I generally avoided SolidJS concepts like createEffect because I rarely wanted to trigger components to re-render that way.

Using H3

My initial inspiration for working on this project was to get more familiar with the H3 geospatial indexing system. I had encountered it while hanging out with some data science folks a few years back and it captured my imagination. Hexagons are really cool.

Creating a hexagon-tiled globe is something of a honey pot for people that wish they knew how 3D games worked. I was successfully able to use quickhull3d to create polyhedra from the vertexes of individual cells and for the entire globe.

I have some more dreams for what I can do with this spherical game world and I’m excited for the possibilities. I hope to work on those pieces further and to separate them out of the game logic and into a standalone packages. I would love to create a globe mesh that automatically increased the resolution of the cells as you zoomed in.

Learning about Asteroids

I had some fun digging into how Asteroids was made and formalizing my understanding of how the game worked. There’s a rich community of people who love Asteroids. As a bonus, my Google News feed has started showing me articles about classic arcade games. Here’s some links that were super helpful:

Publishing to Vercel

I’ve been publishing my projects to Firebase because it’s free and easy. I decided to try out Vercel because it is well supported by Astro and… wow. Vercel is amazing.

Vercel was very easy to get set up. I ran into a few hiccups because I like to use Yarn and I use packages that are published to Github Packages. I was able to find a workaround (see here) and then it was smooth sailing. I will definitely be using Vercel on future projects.
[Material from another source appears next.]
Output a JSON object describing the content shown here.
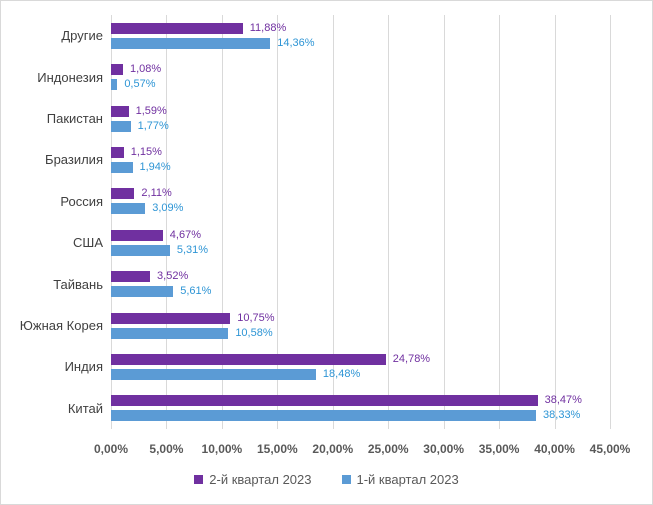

I’m sure it would get expensive to run a huge company on Vercel but for small to medium sized teams this workflow is a game changer. I was fiddling with the settings and reading the docs when I suddenly realized that my site had been live on the internet for a few hours already.

At first I was uncomfortable with automatically publishing the main branch to production but then I decided it was just fine.


I really loved every part of this project. I would definitely use everything again. Five stars.

Some things missing

  • I didn’t make the game controls work on mobile phones but I did notice that the game actually works.
  • I didn’t add any sounds or music. I have a note to look into the Retrowave Generator.
  • I found out about instances in Babylon pretty late in the project, which would dramatically improve performance for bullets, rocks and cells.